Similarly, research has shown that ovarian tissue produces norepinephrine when exposed to transformed cells derived from the fallopian tube, and this neurotransmitter enhances the invasiveness of cancer cells. These findings highlight how tumor-associated cells can modify local metabolism, contributing to malignancy progression.
Further advancements in spatial metabolomics have been achieved through multi-modal data acquisition techniques. For example, airflow-assisted DESI-MSI (Desorption Electrospray Ionization Mass Spectrometry Imaging) was employed to measure increased proline levels in esophageal squamous cell carcinoma. By integrating this approach with immunohistochemistry, researchers found that the rate-limiting enzyme in proline biosynthesis was also upregulated in these tumors, revealing a direct connection between metabolic shifts and tumor pathology. This simultaneous analysis of metabolites and key enzymes in glutamine metabolism demonstrated consistent patterns that may serve as novel biomarkers for cancer diagnosis and prognosis.

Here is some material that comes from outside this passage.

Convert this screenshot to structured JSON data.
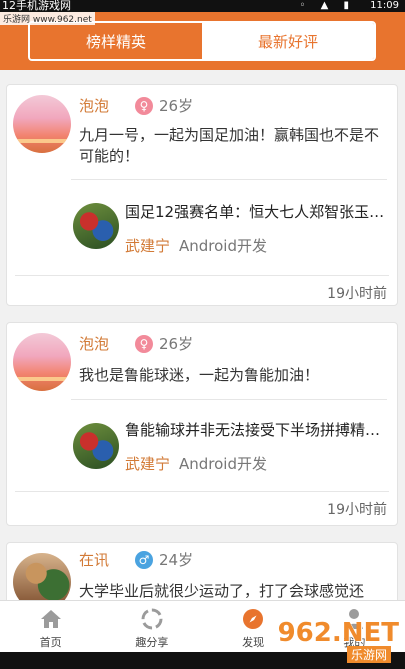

In another breakthrough, SIMS (Secondary Ion Mass Spectrometry) was used to analyze both protein and metabolite distributions in the breast cancer tumor microenvironment. Lanthanide-labeled antibodies allowed researchers to pinpoint specific biomarkers, revealing higher levels of lysophosphatidic acid (LPA 20:0) in rapidly proliferating cells (identified by Ki-67-positive regions). The study also identified increased polyunsaturated lipids in infiltrating macrophages, suggesting a link between lipid metabolism and immune cell infiltration in tumors.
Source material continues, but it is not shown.